Un manga qui permet une vraie approche de ce qu’est le Japon séculaire. Empereur du Japon retrace la vie d’Hirohito. C’est lui qui sera à la tête du pays tout au long des guerres en Asie, en Chine, puis dans le Pacifique contre des États-Unis après Pearl Harbor en 1941. C’est lui encore qui restera sur le trône après Hiroshima et la capitulation japonaise en 1945. Une biographie en tout point édifiante, riche appuyée sur un dessin fin, réaliste, de Junichi Nōjō. Issei Eifuku est au scénario. L’idée originale est de Kazutoshi Hando. On appréhende mieux ce qu’est non seulement le Japon traditionnel (et encore) mais aussi la confusion, en une seule entité, du peuple et de son souverain issu d’une lignée jamais interrompue et divine. Les Américains, sur les conseils judicieux du général MacArthur, un des vainqueurs du Pacifique, avaient compris que destituer Hirohito serait une catastrophe politique, économique, morale et historique, ingérable. L’avenir, pour une fois, leur a donné raison. C’est son petit-fils qui vient d’être sacré dernièrement empereur de l’empire du Soleil Levant.
En 1945, le Japon est battu, envahi par les troupes US. L’empereur Hiro-Hito revendique toute la responsabilité des actes commis par le Japon même si c’est Hideki Tōjō qui a vraiment dirigé le pays. MacArthur reste subjugué par le personnage qu’il maintient sur son trône, image incontournable pour un peuple capable de tout en son nom. Mais qui est vraiment Hirohito, né en 1901, élevé dans un cocon, entouré d’une élite intellectuelle, militaire, qui veut le façonner à son destin d’empereur ? C’est une jeune femme qui aura la lourde tâche de gérer ses années d’enfance. Un héritier du trône ne vit pas avec ses parents. Taka Adachi est la nourrice du futur Hirohito, le prince Michi. Elle va réussir à faire passer des principes simples mais juste au petit garçon qui n’a pas de lien avec l’extérieur. Un amiral à la retraite, Nogi, va prendre en main l’école impériale, 500 enfants de la plus haute aristocratie. Michi va rapidement montrer une intelligence où la curiosité va faire bon ménage avec le savoir.

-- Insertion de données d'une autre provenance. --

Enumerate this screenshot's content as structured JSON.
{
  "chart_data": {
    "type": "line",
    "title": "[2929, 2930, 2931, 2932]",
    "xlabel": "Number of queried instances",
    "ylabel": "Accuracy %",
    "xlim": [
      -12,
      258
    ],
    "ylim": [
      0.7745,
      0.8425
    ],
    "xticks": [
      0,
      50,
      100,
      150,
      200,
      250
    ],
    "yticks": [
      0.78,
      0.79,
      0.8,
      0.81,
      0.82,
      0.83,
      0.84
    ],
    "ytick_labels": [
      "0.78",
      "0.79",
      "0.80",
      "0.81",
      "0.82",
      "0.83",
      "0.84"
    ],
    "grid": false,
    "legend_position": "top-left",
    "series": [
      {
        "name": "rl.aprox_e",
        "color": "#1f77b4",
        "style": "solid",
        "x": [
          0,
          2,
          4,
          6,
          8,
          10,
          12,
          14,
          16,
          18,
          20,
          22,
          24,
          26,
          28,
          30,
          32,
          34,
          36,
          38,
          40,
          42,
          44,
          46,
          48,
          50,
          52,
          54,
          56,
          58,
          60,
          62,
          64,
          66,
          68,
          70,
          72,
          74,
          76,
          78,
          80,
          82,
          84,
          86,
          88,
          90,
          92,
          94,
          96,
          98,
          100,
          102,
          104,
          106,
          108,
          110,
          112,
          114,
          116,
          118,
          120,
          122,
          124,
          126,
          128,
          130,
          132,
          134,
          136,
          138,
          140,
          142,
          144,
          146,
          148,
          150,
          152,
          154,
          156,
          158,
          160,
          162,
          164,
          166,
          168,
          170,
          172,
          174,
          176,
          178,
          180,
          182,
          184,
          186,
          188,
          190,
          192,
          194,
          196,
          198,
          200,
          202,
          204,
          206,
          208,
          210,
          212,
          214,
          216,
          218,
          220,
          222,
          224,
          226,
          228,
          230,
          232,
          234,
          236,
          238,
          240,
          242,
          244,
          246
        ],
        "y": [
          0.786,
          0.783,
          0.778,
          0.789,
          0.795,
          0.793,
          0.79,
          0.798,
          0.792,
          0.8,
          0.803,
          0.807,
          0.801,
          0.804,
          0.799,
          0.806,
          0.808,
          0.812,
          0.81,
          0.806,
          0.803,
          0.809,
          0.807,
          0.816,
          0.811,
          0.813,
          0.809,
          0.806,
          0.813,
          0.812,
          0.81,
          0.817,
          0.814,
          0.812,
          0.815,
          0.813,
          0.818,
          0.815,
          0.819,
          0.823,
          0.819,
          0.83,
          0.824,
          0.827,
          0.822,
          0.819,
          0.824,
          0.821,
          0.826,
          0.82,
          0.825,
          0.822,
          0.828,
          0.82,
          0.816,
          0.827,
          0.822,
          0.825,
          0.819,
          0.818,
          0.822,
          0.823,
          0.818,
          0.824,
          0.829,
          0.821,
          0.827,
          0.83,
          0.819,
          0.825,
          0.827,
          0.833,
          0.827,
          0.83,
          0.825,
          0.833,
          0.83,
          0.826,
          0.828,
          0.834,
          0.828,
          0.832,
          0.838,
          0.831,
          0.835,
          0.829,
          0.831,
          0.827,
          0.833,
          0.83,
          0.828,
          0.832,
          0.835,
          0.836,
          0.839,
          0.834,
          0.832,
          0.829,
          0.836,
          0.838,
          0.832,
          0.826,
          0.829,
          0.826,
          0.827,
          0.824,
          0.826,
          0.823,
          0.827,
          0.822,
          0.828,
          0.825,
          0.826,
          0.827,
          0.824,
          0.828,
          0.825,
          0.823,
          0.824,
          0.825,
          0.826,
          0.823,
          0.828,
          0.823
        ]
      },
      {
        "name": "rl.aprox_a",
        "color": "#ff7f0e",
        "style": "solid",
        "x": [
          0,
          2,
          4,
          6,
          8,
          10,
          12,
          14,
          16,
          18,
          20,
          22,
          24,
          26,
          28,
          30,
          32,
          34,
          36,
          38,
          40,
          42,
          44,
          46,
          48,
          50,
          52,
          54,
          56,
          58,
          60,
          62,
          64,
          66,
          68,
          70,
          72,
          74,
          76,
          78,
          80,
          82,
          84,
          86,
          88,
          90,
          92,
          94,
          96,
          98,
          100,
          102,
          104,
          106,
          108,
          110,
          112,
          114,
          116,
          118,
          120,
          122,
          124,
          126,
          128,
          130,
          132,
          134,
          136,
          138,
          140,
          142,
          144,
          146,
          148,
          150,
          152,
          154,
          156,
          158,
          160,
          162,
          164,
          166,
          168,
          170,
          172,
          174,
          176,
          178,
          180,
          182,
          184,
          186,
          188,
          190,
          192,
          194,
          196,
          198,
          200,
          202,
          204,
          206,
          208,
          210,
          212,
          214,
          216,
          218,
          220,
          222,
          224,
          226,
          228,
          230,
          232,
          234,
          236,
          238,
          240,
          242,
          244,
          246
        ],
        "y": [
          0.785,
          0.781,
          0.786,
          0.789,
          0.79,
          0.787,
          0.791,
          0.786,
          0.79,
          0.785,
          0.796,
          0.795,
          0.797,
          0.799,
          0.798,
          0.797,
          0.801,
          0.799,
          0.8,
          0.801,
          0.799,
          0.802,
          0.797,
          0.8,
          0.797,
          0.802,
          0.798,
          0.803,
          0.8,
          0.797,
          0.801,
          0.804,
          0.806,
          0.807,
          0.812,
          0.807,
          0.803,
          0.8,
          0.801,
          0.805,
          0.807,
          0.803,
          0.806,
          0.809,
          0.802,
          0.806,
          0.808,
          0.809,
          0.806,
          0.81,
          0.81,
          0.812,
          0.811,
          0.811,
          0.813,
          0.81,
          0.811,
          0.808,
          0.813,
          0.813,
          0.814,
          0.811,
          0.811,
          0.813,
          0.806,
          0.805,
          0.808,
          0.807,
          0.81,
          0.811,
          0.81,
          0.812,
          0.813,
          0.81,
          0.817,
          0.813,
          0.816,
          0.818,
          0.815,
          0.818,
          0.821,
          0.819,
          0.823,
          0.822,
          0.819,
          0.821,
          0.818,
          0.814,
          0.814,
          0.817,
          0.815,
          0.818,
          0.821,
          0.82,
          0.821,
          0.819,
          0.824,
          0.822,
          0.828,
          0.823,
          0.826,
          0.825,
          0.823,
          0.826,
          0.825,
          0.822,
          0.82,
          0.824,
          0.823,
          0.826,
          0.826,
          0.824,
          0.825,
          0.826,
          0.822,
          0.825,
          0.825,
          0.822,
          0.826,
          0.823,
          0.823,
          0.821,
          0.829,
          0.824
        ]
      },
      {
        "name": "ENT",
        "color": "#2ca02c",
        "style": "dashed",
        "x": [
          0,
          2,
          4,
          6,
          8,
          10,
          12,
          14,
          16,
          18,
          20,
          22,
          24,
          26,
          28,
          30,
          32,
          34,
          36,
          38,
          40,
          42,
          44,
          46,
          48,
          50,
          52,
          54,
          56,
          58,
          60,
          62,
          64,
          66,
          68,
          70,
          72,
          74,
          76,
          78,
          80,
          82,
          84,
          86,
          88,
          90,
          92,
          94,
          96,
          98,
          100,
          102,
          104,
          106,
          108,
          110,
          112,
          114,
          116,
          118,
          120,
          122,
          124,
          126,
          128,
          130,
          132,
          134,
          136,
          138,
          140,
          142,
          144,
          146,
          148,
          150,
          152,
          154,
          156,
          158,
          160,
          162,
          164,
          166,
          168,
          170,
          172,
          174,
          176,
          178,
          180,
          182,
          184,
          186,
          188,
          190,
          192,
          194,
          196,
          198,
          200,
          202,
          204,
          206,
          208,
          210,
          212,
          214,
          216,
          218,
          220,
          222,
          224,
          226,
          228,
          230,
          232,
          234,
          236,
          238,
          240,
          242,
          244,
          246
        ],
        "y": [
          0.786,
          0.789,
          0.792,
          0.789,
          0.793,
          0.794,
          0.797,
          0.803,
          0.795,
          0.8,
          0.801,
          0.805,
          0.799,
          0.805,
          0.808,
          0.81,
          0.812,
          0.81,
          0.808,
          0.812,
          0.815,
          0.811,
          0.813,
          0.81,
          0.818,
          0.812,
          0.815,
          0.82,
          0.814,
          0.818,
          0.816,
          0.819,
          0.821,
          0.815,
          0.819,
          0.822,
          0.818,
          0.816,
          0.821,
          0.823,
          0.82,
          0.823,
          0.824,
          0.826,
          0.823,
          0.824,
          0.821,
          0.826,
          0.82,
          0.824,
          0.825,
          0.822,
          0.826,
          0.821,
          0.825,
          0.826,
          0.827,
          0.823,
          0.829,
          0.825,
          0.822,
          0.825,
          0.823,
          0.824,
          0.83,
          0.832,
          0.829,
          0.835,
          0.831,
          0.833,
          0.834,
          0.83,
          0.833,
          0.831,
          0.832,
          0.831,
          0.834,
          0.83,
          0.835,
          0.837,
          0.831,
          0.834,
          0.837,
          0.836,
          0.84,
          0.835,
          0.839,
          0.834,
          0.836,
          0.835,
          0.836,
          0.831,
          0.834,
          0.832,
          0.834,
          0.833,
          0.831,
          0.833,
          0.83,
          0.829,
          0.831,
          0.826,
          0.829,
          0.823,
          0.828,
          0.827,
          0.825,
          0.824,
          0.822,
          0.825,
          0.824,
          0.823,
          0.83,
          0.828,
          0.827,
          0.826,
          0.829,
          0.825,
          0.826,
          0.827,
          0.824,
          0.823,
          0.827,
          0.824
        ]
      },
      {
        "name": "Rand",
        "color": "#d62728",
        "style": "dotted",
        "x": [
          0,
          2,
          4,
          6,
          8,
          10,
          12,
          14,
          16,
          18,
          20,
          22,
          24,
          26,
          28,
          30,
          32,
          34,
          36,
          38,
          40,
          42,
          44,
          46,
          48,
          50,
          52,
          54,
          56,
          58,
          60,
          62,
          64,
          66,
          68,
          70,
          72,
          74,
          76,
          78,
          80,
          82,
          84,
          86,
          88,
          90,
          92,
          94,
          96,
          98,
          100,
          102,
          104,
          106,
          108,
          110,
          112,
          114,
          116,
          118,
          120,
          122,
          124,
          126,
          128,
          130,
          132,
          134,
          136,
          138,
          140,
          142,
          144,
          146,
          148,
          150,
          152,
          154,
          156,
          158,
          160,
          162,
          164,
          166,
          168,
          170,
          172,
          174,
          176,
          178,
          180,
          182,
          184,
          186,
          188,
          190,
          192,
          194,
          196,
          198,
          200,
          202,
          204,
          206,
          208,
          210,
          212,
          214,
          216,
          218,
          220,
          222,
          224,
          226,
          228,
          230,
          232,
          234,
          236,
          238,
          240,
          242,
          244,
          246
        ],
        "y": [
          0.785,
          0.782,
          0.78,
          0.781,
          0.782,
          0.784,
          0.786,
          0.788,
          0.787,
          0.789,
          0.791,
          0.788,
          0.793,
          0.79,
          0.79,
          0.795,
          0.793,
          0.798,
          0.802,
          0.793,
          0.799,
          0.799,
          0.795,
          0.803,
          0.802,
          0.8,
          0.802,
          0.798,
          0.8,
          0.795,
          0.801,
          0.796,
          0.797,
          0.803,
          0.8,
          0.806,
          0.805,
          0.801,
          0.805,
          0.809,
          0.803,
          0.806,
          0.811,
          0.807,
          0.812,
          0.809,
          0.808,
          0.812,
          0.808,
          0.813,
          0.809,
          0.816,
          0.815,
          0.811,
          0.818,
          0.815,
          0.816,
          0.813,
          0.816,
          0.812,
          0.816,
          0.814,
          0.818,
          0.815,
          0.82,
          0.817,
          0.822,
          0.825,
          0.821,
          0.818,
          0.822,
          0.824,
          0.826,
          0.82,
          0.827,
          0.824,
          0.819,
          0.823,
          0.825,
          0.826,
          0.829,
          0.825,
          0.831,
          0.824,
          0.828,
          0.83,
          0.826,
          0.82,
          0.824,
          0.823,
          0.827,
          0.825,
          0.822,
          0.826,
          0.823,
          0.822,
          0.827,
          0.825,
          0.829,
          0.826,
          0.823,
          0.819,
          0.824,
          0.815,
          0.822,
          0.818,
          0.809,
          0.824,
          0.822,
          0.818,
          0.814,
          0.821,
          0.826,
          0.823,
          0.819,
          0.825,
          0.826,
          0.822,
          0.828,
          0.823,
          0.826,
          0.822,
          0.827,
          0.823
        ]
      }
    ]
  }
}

Le parcours d’Hirohito est difficile, car ponctué par des complots de cour, par l’impérialisme japonais, la guerre longue et sanglante contre la Chine, l’invasion de l’Indochine et de l’Extrême-Orient au fil des campagnes ouvertes avant et après Pearl Harbor. Le Japon a failli régner sans partage sur cette partie du monde, archipels d’îles qui avait rejeté toute invasion dont celles des pays européens. Comment comprendre ce que la Japon a fait en particulier pendant la seconde guerre mondiale digne des pires crimes nazis ? Sûrement par la certitude que le Japon et la victoire ne font qu’un, que toute population soumise ou armée battue ne mérite que le mépris et la mort. Cette même mort applicable par ses propres moyens à un sujet de cet empereur vénéré qu’on ne saurait trahir par une défaite.
Mais ce serait trop simple. Avec cette biographie remarquable de Hirohito, à la fois personnage familier et méconnu, on flirte avec le secret des dieux. Sans pour autant le décrypter vraiment. Éducation, tradition, respect, honneur, patrie invincible, et plus encore avec une froideur stupéfiante, le Japon a su préserver son âme encore aujourd’hui malgré son rang de puissance technologie incontournable. C’est aussi la leçon et le constat qu’apporte cette biographie.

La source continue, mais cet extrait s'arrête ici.